We finished our investigation of mirrors today (the next assessment and subsequent reassessments notwithstanding); it was a 360 degree look at concave mirrors (ba dum ching!).

Students had used ray tracing to determine image locations for a variety of object locations - concave mirrors produce the biggest variety of image types and locations that we've seen, so each one was different in an important way.  They also collected data in the lab using the Pasco mirrors, light source, and screens, and tried to put all of this together into a nice predictive model for these images.

Things have been getting more difficult since we left plane mirrors (which were nice and predictable, with their upright, same size, same distance, virtual images).  Convex mirror images were always upright, virtual, and diminished, but the exact location and size have required tracing to determine.

Concave mirrors are even more complex, so after the data was taken, I set the groups off on five tasks, after which they reported back to the class with whiteboards, etc.:
  • How do adjustable flashlights work?  What's being adjusted, and how does it make the beam go from narrow to parallel to wide?
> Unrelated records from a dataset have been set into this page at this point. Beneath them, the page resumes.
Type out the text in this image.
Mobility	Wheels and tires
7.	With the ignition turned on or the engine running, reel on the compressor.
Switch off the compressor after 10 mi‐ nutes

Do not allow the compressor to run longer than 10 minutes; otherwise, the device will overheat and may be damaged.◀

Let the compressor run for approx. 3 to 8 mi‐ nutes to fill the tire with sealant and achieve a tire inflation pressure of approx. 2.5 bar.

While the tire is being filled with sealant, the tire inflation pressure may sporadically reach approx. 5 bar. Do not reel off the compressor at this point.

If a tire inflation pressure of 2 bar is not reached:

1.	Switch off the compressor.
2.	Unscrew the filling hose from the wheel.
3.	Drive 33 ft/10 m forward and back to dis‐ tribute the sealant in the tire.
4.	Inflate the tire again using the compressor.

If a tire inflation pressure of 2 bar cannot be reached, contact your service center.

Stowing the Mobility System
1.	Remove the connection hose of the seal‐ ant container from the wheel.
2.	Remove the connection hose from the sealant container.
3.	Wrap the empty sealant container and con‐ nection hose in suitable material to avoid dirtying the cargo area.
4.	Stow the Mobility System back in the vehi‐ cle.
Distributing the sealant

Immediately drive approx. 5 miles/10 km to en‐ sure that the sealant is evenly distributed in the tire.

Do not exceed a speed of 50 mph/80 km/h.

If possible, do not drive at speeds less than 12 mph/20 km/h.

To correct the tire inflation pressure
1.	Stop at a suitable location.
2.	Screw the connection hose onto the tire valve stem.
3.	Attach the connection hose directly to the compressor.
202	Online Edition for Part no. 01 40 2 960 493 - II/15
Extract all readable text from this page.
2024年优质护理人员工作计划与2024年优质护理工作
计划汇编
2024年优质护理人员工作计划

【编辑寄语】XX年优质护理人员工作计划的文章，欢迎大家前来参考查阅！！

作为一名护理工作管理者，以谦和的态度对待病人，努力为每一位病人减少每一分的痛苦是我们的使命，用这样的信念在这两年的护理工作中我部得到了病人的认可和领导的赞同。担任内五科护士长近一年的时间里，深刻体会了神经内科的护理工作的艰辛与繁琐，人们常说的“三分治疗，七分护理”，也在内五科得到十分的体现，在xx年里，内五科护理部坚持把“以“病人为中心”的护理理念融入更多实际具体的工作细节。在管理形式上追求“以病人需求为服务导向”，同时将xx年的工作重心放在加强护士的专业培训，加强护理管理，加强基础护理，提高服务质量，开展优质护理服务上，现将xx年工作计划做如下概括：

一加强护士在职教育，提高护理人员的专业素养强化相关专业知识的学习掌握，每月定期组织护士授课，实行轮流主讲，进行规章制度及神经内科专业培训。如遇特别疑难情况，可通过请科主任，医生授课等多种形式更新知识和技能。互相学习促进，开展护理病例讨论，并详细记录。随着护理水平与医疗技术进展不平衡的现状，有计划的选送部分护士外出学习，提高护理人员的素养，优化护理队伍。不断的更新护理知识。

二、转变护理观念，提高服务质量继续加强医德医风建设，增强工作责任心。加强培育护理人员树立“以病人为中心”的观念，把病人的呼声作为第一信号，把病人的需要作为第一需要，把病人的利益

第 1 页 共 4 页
Here they determined that the bulb position moving from inside the focus to the focus to outside of it was the key.
  •  What does the image location vs. object location graph look like, and what does the magnification vs. object location graph look like?  This'll allow us to see the complicated trend and predict a bit.  We actually divided both of the image and object distances by the focal length so that we could use both the ray tracing data and the lab data together on the same graph.

Here they had to think about special-case points (like an object right on the mirror), recognize asymptotes (both vertical - for holes in the function - and horizontal - for long-term behavior), and draw the strangest fit line yet!
  • Does this equation that I pulled out of thin air work for the images?

Here they saw that this equation does indeed work, assuming that your signs for all distances are correct.  It even works for convex mirrors (where the focal length is negative because the focus is behind the mirror) and for plane mirrors (if you take the focal length to be infinite, you get the equal-but-negative relationship that we've played with all term)!

Even better, this is exactly the kind of algebraic model that we thought that the graph suggested - the vertical asymptote and the flipped left and right sides strongly implied an inverse function, though it is offset, so it wasn't just a simple inverse function.  We had the right family, but it's a pretty tricky one to get just from the graph.
  •  How about these two different definitions of magnification?

Some similar triangles saved the day here!